Emotional skills: what they are, what they are used for and how many types there are

How we experience our emotions determines a large part of our quality of life, our habits and our way of seeing reality.

This is normal that this is the case, because even though we call ourselves human beings, we are still animals with a lineage of hundreds of thousands of years behind us, and during this time our behavioral predispositions have emerged on the basis of emotions, long before we can use reason.

However, even though our emotional side has its roots in ancestral biological predispositions, that does not mean that we have no capacity to modulate our emotions. Indeed, we know today that there are some emotional skills which can be developed through experience and learning. Let’s see what they consist of.

    What are emotional skills?

    Since the 1970s and 1980s, the idea has been challenged that the performance of work and the ease with which people develop socially depend above all on what is usually called “intelligence”.

    This is why psychologists such as Peter Salovey, John D. Mayer and Daniel Goleman developed and popularized the concept of “Emotional Intelligence”, a psychological construct in which they are brought together. all the skills and abilities people have to identify, manage and express emotions.

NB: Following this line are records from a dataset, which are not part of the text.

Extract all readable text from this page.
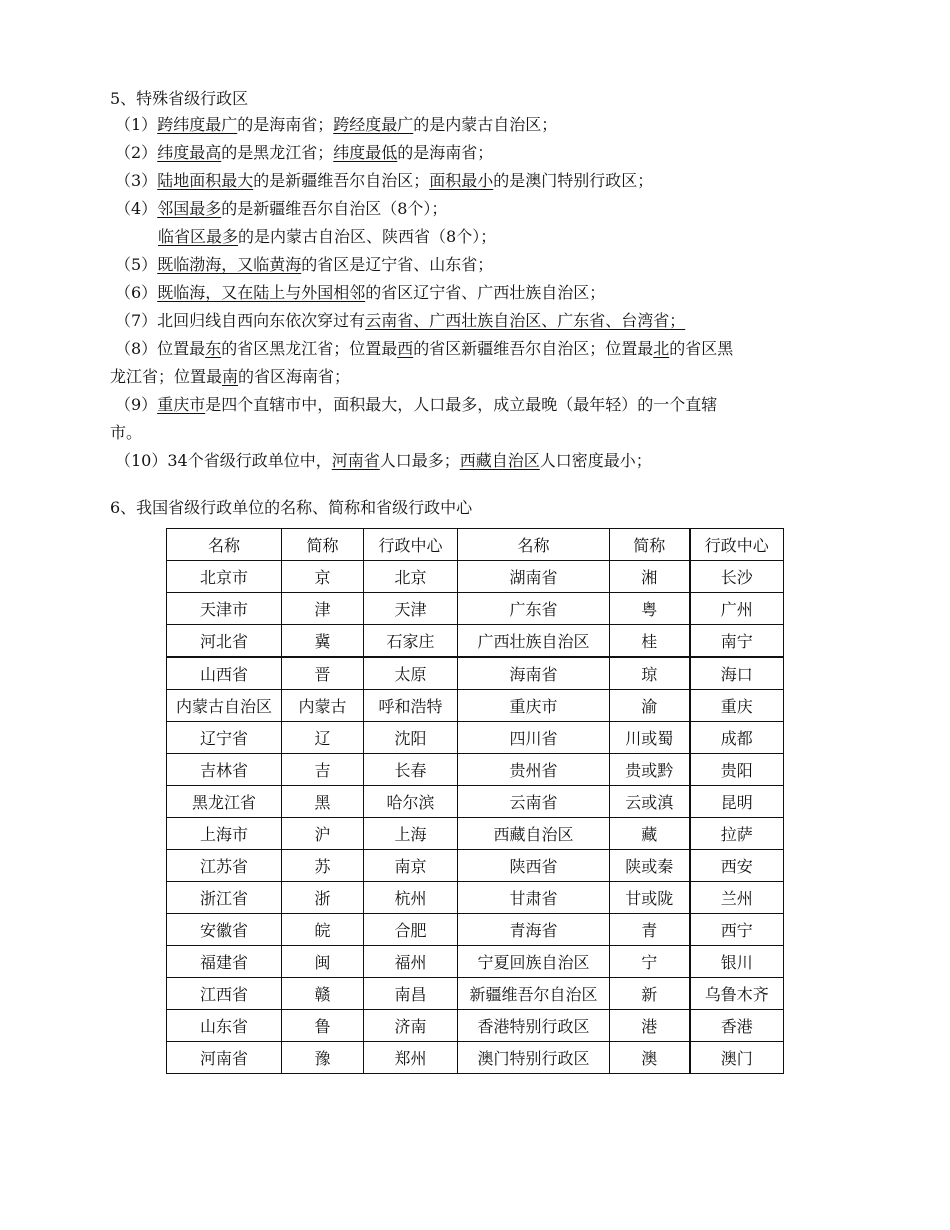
5、特殊省级行政区
（1）跨纬度最广的是海南省；跨经度最广的是内蒙古自治区；
（2）纬度最高的是黑龙江省；纬度最低的是海南省；
（3）陆地面积最大的是新疆维吾尔自治区；面积最小的是澳门特别行政区；
（4）邻国最多的是新疆维吾尔自治区（8个）；
临省区最多的是内蒙古自治区、陕西省（8个）；
（5）既临渤海，又临黄海的省区是辽宁省、山东省；
（6）既临海，又在陆上与外国相邻的省区辽宁省、广西壮族自治区；
（7）北回归线自西向东依次穿过有云南省、广西壮族自治区、广东省、台湾省；
（8）位置最东的省区黑龙江省；位置最西的省区新疆维吾尔自治区；位置最北的省区黑
龙江省；位置最南的省区海南省；
（9）重庆市是四个直辖市中，面积最大，人口最多，成立最晚（最年轻）的一个直辖
市。
（10）34个省级行政单位中，河南省人口最多；西藏自治区人口密度最小；
6、我国省级行政单位的名称、简称和省级行政中心
名称	简称	行政中心	名称	简称	行政中心
北京市	京	北京	湖南省	湘	长沙
天津市	津	天津	广东省	粤	广州
河北省	冀	石家庄	广西壮族自治区	桂	南宁
山西省	晋	太原	海南省	琼	海口
内蒙古自治区	内蒙古	呼和浩特	重庆市	渝	重庆
辽宁省	辽	沈阳	四川省	川或蜀	成都
吉林省	吉	长春	贵州省	贵或黔	贵阳
黑龙江省	黑	哈尔滨	云南省	云或滇	昆明
上海市	沪	上海	西藏自治区	藏	拉萨
江苏省	苏	南京	陕西省	陕或秦	西安
浙江省	浙	杭州	甘肃省	甘或陇	兰州
安徽省	皖	合肥	青海省	青	西宁
福建省	闽	福州	宁夏回族自治区	宁	银川
江西省	赣	南昌	新疆维吾尔自治区	新	乌鲁木齐
山东省	鲁	济南	香港特别行政区	港	香港
河南省	豫	郑州	澳门特别行政区	澳	澳门
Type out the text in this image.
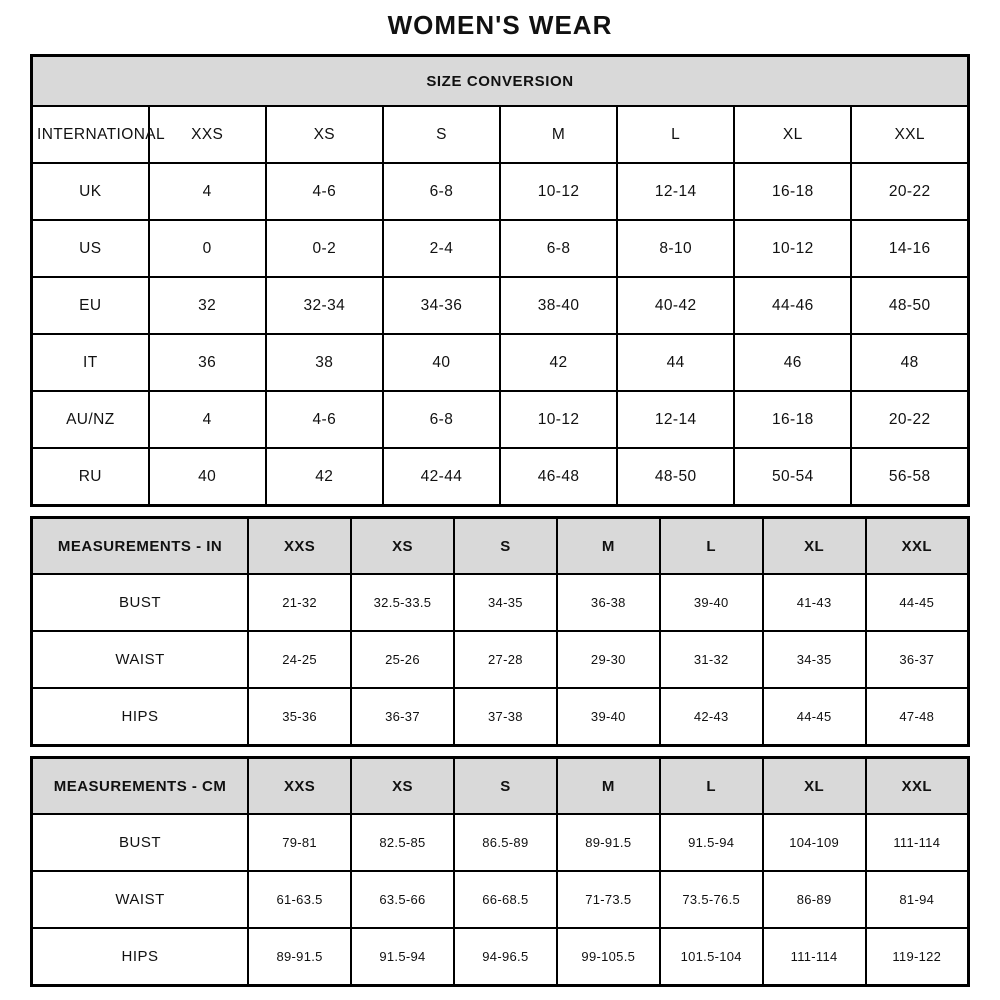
WOMEN'S WEAR
SIZE CONVERSION							
INTERNATIONAL	XXS	XS	S	M	L	XL	XXL
UK	4	4-6	6-8	10-12	12-14	16-18	20-22
US	0	0-2	2-4	6-8	8-10	10-12	14-16
EU	32	32-34	34-36	38-40	40-42	44-46	48-50
IT	36	38	40	42	44	46	48
AU/NZ	4	4-6	6-8	10-12	12-14	16-18	20-22
RU	40	42	42-44	46-48	48-50	50-54	56-58
MEASUREMENTS - IN	XXS	XS	S	M	L	XL	XXL
BUST	21-32	32.5-33.5	34-35	36-38	39-40	41-43	44-45
WAIST	24-25	25-26	27-28	29-30	31-32	34-35	36-37
HIPS	35-36	36-37	37-38	39-40	42-43	44-45	47-48
MEASUREMENTS - CM	XXS	XS	S	M	L	XL	XXL
BUST	79-81	82.5-85	86.5-89	89-91.5	91.5-94	104-109	111-114
WAIST	61-63.5	63.5-66	66-68.5	71-73.5	73.5-76.5	86-89	81-94
HIPS	89-91.5	91.5-94	94-96.5	99-105.5	101.5-104	111-114	119-122
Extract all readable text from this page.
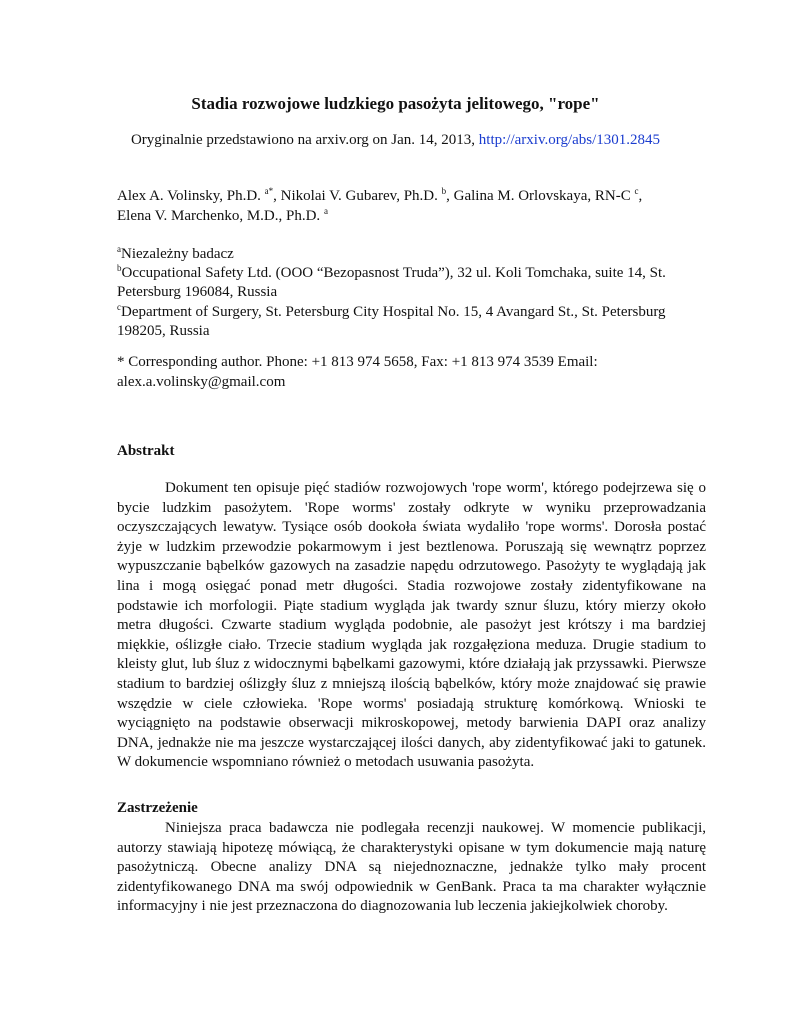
Stadia rozwojowe ludzkiego pasożyta jelitowego, "rope"
Oryginalnie przedstawiono na arxiv.org on Jan. 14, 2013, http://arxiv.org/abs/1301.2845
Alex A. Volinsky, Ph.D. $^{a*}$, Nikolai V. Gubarev, Ph.D. $^b$, Galina M. Orlovskaya, RN-C $^c$,
Elena V. Marchenko, M.D., Ph.D. $^a$
$^a$Niezależny badacz
$^b$Occupational Safety Ltd. (OOO “Bezopasnost Truda”), 32 ul. Koli Tomchaka, suite 14, St. Petersburg 196084, Russia
$^c$Department of Surgery, St. Petersburg City Hospital No. 15, 4 Avangard St., St. Petersburg 198205, Russia
* Corresponding author. Phone: +1 813 974 5658, Fax: +1 813 974 3539 Email: alex.a.volinsky@gmail.com
Abstrakt
Dokument ten opisuje pięć stadiów rozwojowych 'rope worm', którego podejrzewa się o bycie ludzkim pasożytem. 'Rope worms' zostały odkryte w wyniku przeprowadzania oczyszczających lewatyw. Tysiące osób dookoła świata wydaliło 'rope worms'. Dorosła postać żyje w ludzkim przewodzie pokarmowym i jest beztlenowa. Poruszają się wewnątrz poprzez wypuszczanie bąbelków gazowych na zasadzie napędu odrzutowego. Pasożyty te wyglądają jak lina i mogą osięgać ponad metr długości. Stadia rozwojowe zostały zidentyfikowane na podstawie ich morfologii. Piąte stadium wygląda jak twardy sznur śluzu, który mierzy około metra długości. Czwarte stadium wygląda podobnie, ale pasożyt jest krótszy i ma bardziej miękkie, oślizgłe ciało. Trzecie stadium wygląda jak rozgałęziona meduza. Drugie stadium to kleisty glut, lub śluz z widocznymi bąbelkami gazowymi, które działają jak przyssawki. Pierwsze stadium to bardziej oślizgły śluz z mniejszą ilością bąbelków, który może znajdować się prawie wszędzie w ciele człowieka. 'Rope worms' posiadają strukturę komórkową. Wnioski te wyciągnięto na podstawie obserwacji mikroskopowej, metody barwienia DAPI oraz analizy DNA, jednakże nie ma jeszcze wystarczającej ilości danych, aby zidentyfikować jaki to gatunek. W dokumencie wspomniano również o metodach usuwania pasożyta.
Zastrzeżenie
Niniejsza praca badawcza nie podlegała recenzji naukowej. W momencie publikacji, autorzy stawiają hipotezę mówiącą, że charakterystyki opisane w tym dokumencie mają naturę pasożytniczą. Obecne analizy DNA są niejednoznaczne, jednakże tylko mały procent zidentyfikowanego DNA ma swój odpowiednik w GenBank. Praca ta ma charakter wyłącznie informacyjny i nie jest przeznaczona do diagnozowania lub leczenia jakiejkolwiek choroby.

    Thus, the idea that beyond conventional intelligence (based mainly on the ease of reasoning and execution of verbal or logical-mathematical skills) there is Emotional Intelligence tells us that the human mind is much more than a processor of textual and verbalizable information, but it can also handle emotional phenomena that cannot be fully embodied in words or numbers.

    That is, even in people without psychopathologies and health issues related to metals in general, there will be differences in their ability to achieve their goals depending on how they are dealt with with their emotional side, their emotions and feelings.

    In this context, emotional skills are different types of skills that together shape a person’s emotional intelligence. That is to say that these are skills that are partly independent of each other and partly interconnected, in any case complementary, which, depending on their degree of development, help us more or less to face the challenges of life. everyday and to feel good about our lives.

    On the other hand, although emotional skills are reflected in all kinds of situations (because our emotions are always “on”, not just in certain contexts), in practice it is common to emphasize their effects on “the”. work and professional environment, within what are called “soft skills”: skills that are not acquired through formal education or memorization of theoretical information.

      Types of emotional skills

      Here we will look at a brief classification of types of emotional skills according to psychologist Daniel Goleman.

      1. Self-awareness

      Self-awareness it can be summarized as the capacity of self-knowledge vis-à-vis emotions. That is, what we know about the emotions and feelings that we usually experience, the kind of situations that trigger them in us, the first signs that one of them is going to emerge in our consciousness …

        2. Self-regulation

        Self-regulation is closely related to prior emotional competence and consists of our ability to modulate our emotions, either by doing them in a way that does not harm us or is in tune with the situation, or do whatever is necessary to maximize the chances of feeling a certain emotion that interests us and minimize the chances of feeling another that interests us at a given time.

        Of course, this is not about having the ability to totally control our emotions by completely suppressing them or “invoking” them from scratch; It’s impossible

        3. Empathy

        Empathy is the ability to ‘connect’ emotionally with someone and to be able to adjust our behavior to their emotional state, in order to increase the chances of establishing alliances between the two parties or of supporting each other at key moments, without depending on explicit verbal cues.

          4. Personal motivation

          Self-motivation is the ability to transforming our emotions into motivational fuel, so that they guide you more towards carrying out tasks that bring us closer to the objectives that we have set for you. We must not forget that emotions exist as a mechanism of adaptation to the environment.

            5. Social skills

            This latter emotional competence is based both on knowing and mastering the norms of socialization that prevail in the social circles in which we operate, and on the ability to generate expectations and senses through our management of emotions and their application to our way of communicating. (verbally and non-verbally).

            In other words, it’s about creating a certain emotional tone in the social interactions we participate in, involving who we are and / or what we want. This is why it is a key ingredient in leadership and conflict mediation processes, as well as in dating.

            Do you want to benefit from professional psychological support?

            In the processes of psychotherapy, it is possible to form the emotional capacities that we have seen so far, whether or not the person who consults the psychologist has developed psychopathology. Therefore, if you are looking for professional support in this regard, please contact us.

            A Advanced psychologists we have been offering our psychological therapy services for over two decades, and currently we also work in speech therapy, sexology, neuropsychology and psychiatry. Sessions can be done in person at our center in Madrid or online by video call.

            Bibliographical references

            • Dalgleish, T. (2004). The emotional brain. Nature Neuroscience Reviews. 5 (7): pages 583 – 589.
            • Darwin, C. (1872). The expression of emotions in humans and animals. London: John Murray.
            • Goleman, D. (1996). Emotional intelligence. Barcelona, ​​Cairo.